Here are the airports that still have room to recover:

  • Chicago Midway – 18,914 flights are scheduled in Q4, a decrease of 926 flights, or 4.7%, from the same period in 2019.
  • Baltimore Washington International Airport Thurgood Marshall Airport – 16,647 flights, down 2,335 or 12.3%
  • Dallas Love Field Airport – 17,138 flights, 212 fewer or 1.2%
  • Houston’s William P. Hobby Airport – 13,228 flights, 1,283 fewer or 8.8%
  • Auckland International Airport – 9,913 flights, 826 fewer or 7.7%
  • Orlando International Airport – 9,423 flights, 1,217 fewer or 11.4%
  • San Diego International Airport – 9,786 flights, 438 fewer or 4.3%
  • Los Angeles International Airport – 6,706 flights, down 3,417 or 33.8%
  • St. Louis Lambert International Airport – 9,187 flights, 842 fewer or 8.4%
  • Hartsfield-Jackson Atlanta International Airport – 8,349 flights, 1,079 fewer flights, or 11.4%
  • Norman Y. Mineta San Jose International Airport – 8,941 flights, 186 flights, or 2% decrease

Of course, there are plenty of other airports Southwest Airlines is likely to add flights to from this list, such as Tampa and Fort Lauderdale.

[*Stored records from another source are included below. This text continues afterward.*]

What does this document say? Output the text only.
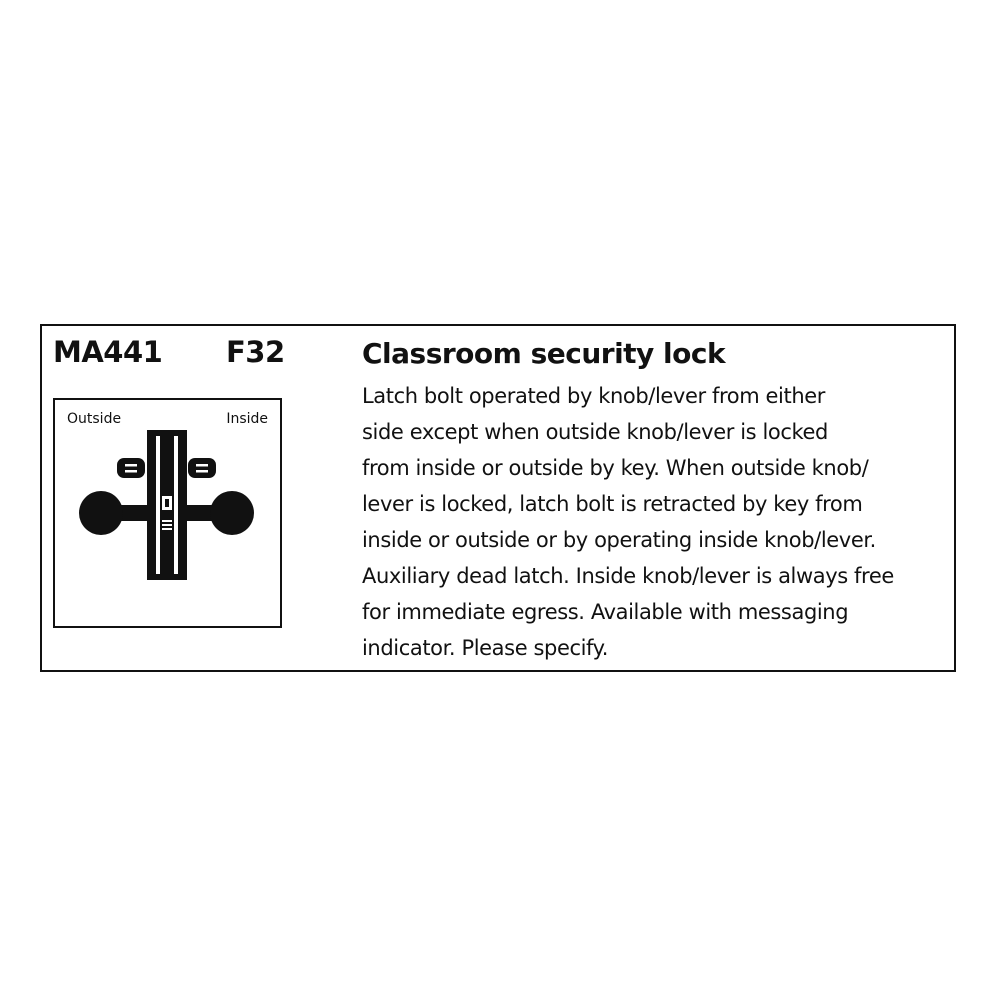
MA441 F32
Outside	Inside
Classroom security lock
Latch bolt operated by knob/lever from either
side except when outside knob/lever is locked
from inside or outside by key. When outside knob/
lever is locked, latch bolt is retracted by key from
inside or outside or by operating inside knob/lever.
Auxiliary dead latch. Inside knob/lever is always free
for immediate egress. Available with messaging
indicator. Please specify.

But this list represents the beginning.

Speculation has already begun that Southwest will look to various destinations in Canada and South America once it returns to expansion mode. Until then, management will continue to focus on capitalizing on the demand it already knows exists.

“We need to continue to restore operational reliability, and we need to man the entire fleet to fly,” Jordan said.